Let’s read in the population and home values from the American Community Survey data. The geographies do not change in the inter decdal years while the variables do. So it is Ok to attach to geography data of a different vintage.
bg_pop <- "/Users/kaza/Dropbox/urban_analysis_tutorials/datasets/2.geospatialR/nypop2016acs.csv" %>% read_csv()
bg_pop$GEOID10 <- stringr::str_split(bg_pop$GEOID, '15000US', simplify = TRUE)[,2]
bg_pop$GEOID10 %>% nchar() %>% summary()
# Min. 1st Qu. Median Mean 3rd Qu. Max.
# 12 12 12 12 12 12
Since we are merging population data with polygon data, we can use the dplyr::inner_join.
bg_pop <- inner_join(bg_pop, bg, by=c("GEOID10"="BGID10")) %>% st_sf()
bg_pop %>% select(population, home_value) %>% plot(border=NA)

plot(bg_pop["home_value"], breaks = "jenks", border='NA', main="Home Value")

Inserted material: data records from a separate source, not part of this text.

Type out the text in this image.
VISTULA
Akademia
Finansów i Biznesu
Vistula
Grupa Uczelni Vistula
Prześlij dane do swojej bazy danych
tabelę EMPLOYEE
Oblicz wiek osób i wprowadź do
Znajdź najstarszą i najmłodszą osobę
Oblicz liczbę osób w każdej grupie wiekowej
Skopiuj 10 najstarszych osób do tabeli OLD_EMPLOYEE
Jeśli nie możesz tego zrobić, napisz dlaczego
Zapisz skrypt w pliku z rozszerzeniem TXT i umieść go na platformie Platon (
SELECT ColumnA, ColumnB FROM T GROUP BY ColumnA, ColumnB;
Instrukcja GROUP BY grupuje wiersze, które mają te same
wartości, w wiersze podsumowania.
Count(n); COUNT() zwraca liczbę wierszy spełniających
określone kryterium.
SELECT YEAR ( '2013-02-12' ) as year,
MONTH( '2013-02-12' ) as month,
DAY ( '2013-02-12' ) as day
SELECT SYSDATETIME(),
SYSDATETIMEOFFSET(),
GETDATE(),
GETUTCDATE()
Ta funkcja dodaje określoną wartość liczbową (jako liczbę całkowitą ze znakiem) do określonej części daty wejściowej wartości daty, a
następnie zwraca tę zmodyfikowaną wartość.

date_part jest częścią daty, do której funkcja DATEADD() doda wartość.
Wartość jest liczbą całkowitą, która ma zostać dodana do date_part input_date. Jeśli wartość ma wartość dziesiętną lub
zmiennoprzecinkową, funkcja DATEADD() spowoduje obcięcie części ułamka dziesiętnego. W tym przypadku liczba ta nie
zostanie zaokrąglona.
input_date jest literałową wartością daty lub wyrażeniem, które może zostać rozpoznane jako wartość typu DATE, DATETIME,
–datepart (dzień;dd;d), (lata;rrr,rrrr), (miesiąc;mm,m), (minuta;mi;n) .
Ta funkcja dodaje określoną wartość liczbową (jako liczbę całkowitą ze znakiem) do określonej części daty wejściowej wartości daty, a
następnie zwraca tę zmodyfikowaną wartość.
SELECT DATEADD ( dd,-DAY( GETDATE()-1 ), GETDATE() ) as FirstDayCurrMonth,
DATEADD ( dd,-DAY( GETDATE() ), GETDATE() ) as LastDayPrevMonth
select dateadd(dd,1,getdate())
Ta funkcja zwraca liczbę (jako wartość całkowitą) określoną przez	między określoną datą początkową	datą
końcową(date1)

A quick way to explore spatial data is to use mapview library. We can create a leaflet based map with a single line, though leaflet will afford us granual control. For the rest of the post, I am going to use mapview.
library(mapview)
mapview(bg_pop, zcol=c('home_value', 'population'), legend = TRUE)